Viewsonic PRO8300 Projector - Image Quality
8-21-2012 - Mike Rollet
Viewsonic PRO8300 Color & Picture Quality
As usual, I started with my laptop connected via HDMI and fed the PRO8300 its native resolution (1920 x 1080). In any mode, the picture was sharp and well detailed across the screen. In a departure from many multimedia projectors we’ve reviewed, colors were fairly accurate, even in Brightest mode, having more in common with DLP home theater projectors in this regard. While many DLP projectors have reds that are too dark and mustardy yellows, the PRO8300 displayed well balanced color, which can be further dialed in through the use of its color management system (CMS). The depth of color still falls short of some of the better LCD projectors we’ve reviewed, but it’s still better than other DLP projectors in this price range. The PRO8300 uses Pixelworks 10-bit processing that may have a lot to do with the good color performance.

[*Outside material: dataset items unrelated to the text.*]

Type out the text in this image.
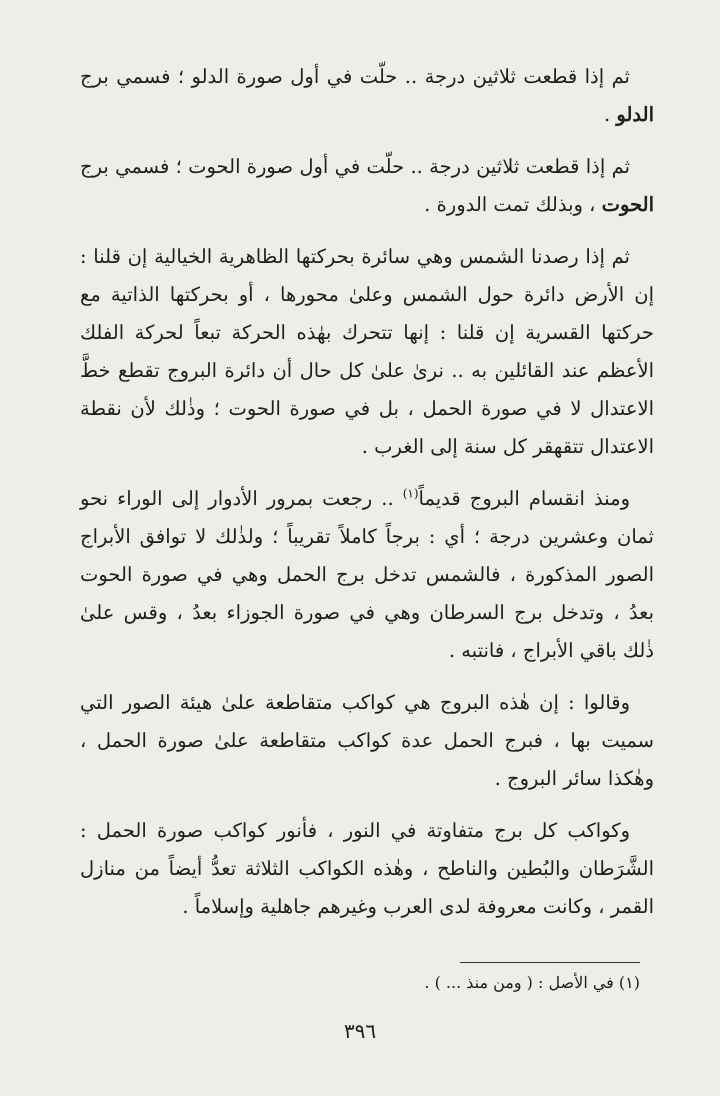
ثم إذا قطعت ثلاثين درجة .. حلّت في أول صورة الدلو ؛ فسمي برج الدلو .

ثم إذا قطعت ثلاثين درجة .. حلّت في أول صورة الحوت ؛ فسمي برج الحوت ، وبذلك تمت الدورة .

ثم إذا رصدنا الشمس وهي سائرة بحركتها الظاهرية الخيالية إن قلنا : إن الأرض دائرة حول الشمس وعلىٰ محورها ، أو بحركتها الذاتية مع حركتها القسرية إن قلنا : إنها تتحرك بهٰذه الحركة تبعاً لحركة الفلك الأعظم عند القائلين به .. نرىٰ علىٰ كل حال أن دائرة البروج تقطع خطَّ الاعتدال لا في صورة الحمل ، بل في صورة الحوت ؛ وذٰلك لأن نقطة الاعتدال تتقهقر كل سنة إلى الغرب .

ومنذ انقسام البروج قديماً$^{(١)}$ .. رجعت بمرور الأدوار إلى الوراء نحو ثمان وعشرين درجة ؛ أي : برجاً كاملاً تقريباً ؛ ولذٰلك لا توافق الأبراج الصور المذكورة ، فالشمس تدخل برج الحمل وهي في صورة الحوت بعدُ ، وتدخل برج السرطان وهي في صورة الجوزاء بعدُ ، وقس علىٰ ذٰلك باقي الأبراج ، فانتبه .

وقالوا : إن هٰذه البروج هي كواكب متقاطعة علىٰ هيئة الصور التي سميت بها ، فبرج الحمل عدة كواكب متقاطعة علىٰ صورة الحمل ، وهٰكذا سائر البروج .

وكواكب كل برج متفاوتة في النور ، فأنور كواكب صورة الحمل : الشَّرَطان والبُطين والناطح ، وهٰذه الكواكب الثلاثة تعدُّ أيضاً من منازل القمر ، وكانت معروفة لدى العرب وغيرهم جاهلية وإسلاماً .

(١) في الأصل : ( ومن منذ ... ) .
٣٩٦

Switching to Theater or Dark Room (which automatically puts the lamp in Eco mode) further improves the picture quality and is a great choice for video or photo presentations, providing good color balance and adequate contrast. Projecting via the PRO8300’s VGA input resulted in no noticeable changes to picture quality.
Dark room mode:
Another shot of theater mode:
Another shot of brightest mode:
Viewsonic PRO8300 Projector: Readability
This is where the PRO8300 really shines. With 1920 x 1080 resolution on tap, the PRO8300 maintained a sharp, clean image across the displayed image at with any resolution. Feeding the PRO8300 its native resolution and using our usual spreadsheet with a range of text sizes and colors, small (8 pt.) text was sharp and easily readable. White text-on-black and yellow text-on-dark blue backgrounds were equally readable as well. As the primary reason to purchase the PRO8300 would be for highly technical presentations with CAD images and the like, this overall sharpness ensures that your audience will be able to see every detail of the presentation.
Moving to different resolutions and aspect ratios than the default 1920 x 1080, the PRO8300 displayed no change in readability. Since we weren’t able to input a higher resolution than the PRO8300 is capable of displaying, we tried a few standard resolutions that one would expect to see in standard presentations. Switching to 1280 x 800 and then down to the old standard 1024 x 768, the PRO8300 was able to provide readable text of any size, with no noticeable distortion. The Pixelworks compression and scaling technology caused the display quality of lower resolutions and aspect ratios to be nearly indistinguishable from the projector’s standard resolution. This also speaks well for the lens quality as well.
Below, the Viewsonic PRO8300 projector in XGA resolution.
Viewsonic PRO8300 Projector: Video Performance
The PRO8300 was a mixed bag when it came to video reproduction. In addition to using the DVD playback from my laptop computer (connected via HDMI), I was also able to connect a Blu-ray player to check the video quality. Watching daytime scenes from the movie Casino Royale (see photos) displayed good skin tones and fairly accurate color in any picture mode. This is a good thing as using Theater mode (the preferred mode for video) drops the lumen output to less than half of the Brighest mode. Using Theater (or Dark Room) mode for video, results in more natural skin tones and good overall color depth. However, even in Theater mode, the picture is not so good with dark scenes. While blacks are fairly deep, shadow detail is virtually nonexistent as all the darker grays are indistinguishable from black. The ability to adjust gamma is helpful here, but doesn’t quite solve the problem. That being said, this is fairly typical for multimedia projectors in this price range where brightness and overall sharpness is much more important than shadow detail. A big plus is the 6-segment color wheel that minimizes the typical DLP rainbow effect (often very noticeable in low cost DLP projectors) to level consistent with a good home theater projector.
Unlike much of the competition, the PRO8300’s two, 10-watt each, amplified speakers have more than enough power to create an acceptable volume level for most classrooms and even some conference rooms, making it possible to use it for video presentations without using externally powered speakers. Should the need for greater volume arise, the PRO8300 does have an audio output jack to feed a sound system.
While the PRO8300’s forte is not movie viewing with a lot of dark scenes, it makes up for it by providing video reproduction that is both pleasing to the eye and watchable with in less than ideal lighting conditions.